Given the canonical mutation (K27M) was discovered only 2 years ago, it is striking that Hashizume et al.⁷ have already identified GSKJ4 as a targeted therapeutic that penetrates the pons, have identified the molecular mechanism by which it acts and had success in preclinical models. There are no known effective chemotherapeutic agents for DIPG, so the bar for novel therapies is necessarily low. As such, this study strongly supports transition into clinical trials.

Almost all children with DIPG are currently treated on a palliative basis with upfront radiation therapy, which prolongs survival and improves symptoms. Children with DIPG are often enrolled in phase 1 clinical trials of novel agents combined with radiation. Regarding a phase 1 study of JMJD3 inhibition, we believe the ideal clinical trial would commence therapy at the time of diagnosis before tumor biology is altered by the radiotherapy.

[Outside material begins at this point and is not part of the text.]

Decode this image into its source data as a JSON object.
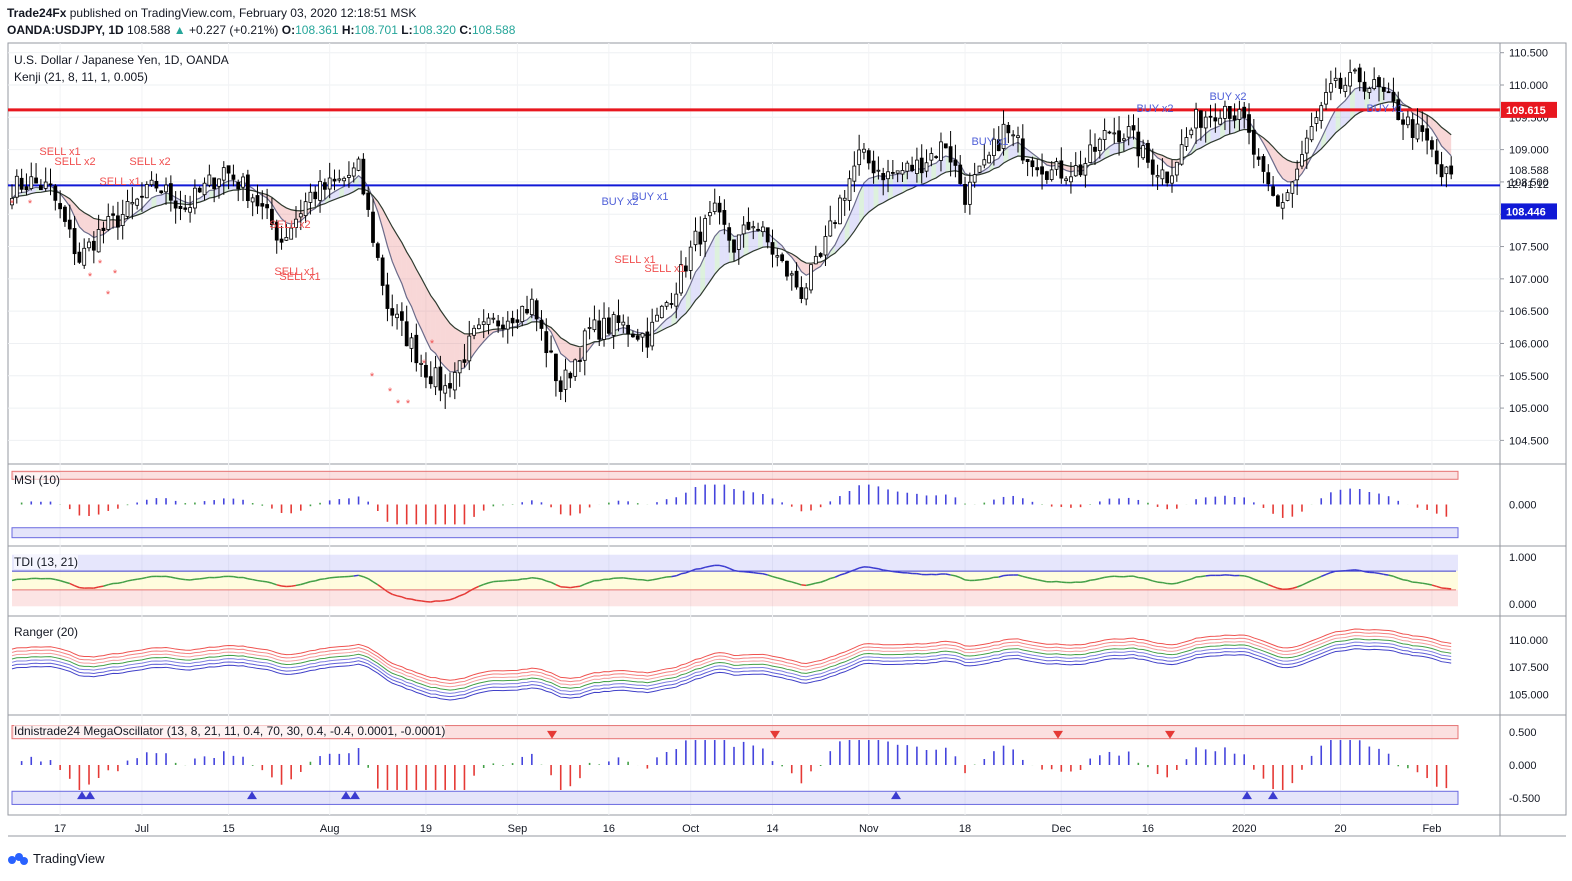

It is also necessary to identify potential combinatorial agents to proactively counteract the development of resistance to single-agent small-molecule therapy. Evidence from Drosophila melanogaster constitutively expressing H3K27M indicates that H3K27 acetylation levels and bromodomain-containing protein 1 (BRD1) and bromodomain-containing protein 4 (BRD4) are increased in H3.3 K27M–containing nucleosomes, suggesting bromodomain inhibition could be a potential combinatorial strategy to pursue in preclinical models¹¹. Although inhibition of PRC2 and loss of H3K27 methylation appear to drive the formation of DIPG and T-ALL, activation of PRC2 and hypermethylation of H3K27 may be driving the initiation of medulloblastoma, ependymoma and lymphoma, suggesting that agents driving hypermethylation of H3K27 should be used with caution^12,13,14. JMJD3 inhibition has not yet been therapeutically tested in humans, so translation into clinical trials should proceed cautiously within the strict confines of a phase 1 safety and dose-escalation trial.

The past 2 years, comprising just two generations of patients with DIPG, have yielded a wealth of data that could allow our understanding of DIPG to progress from a black box to target identification and finally to clinical trials.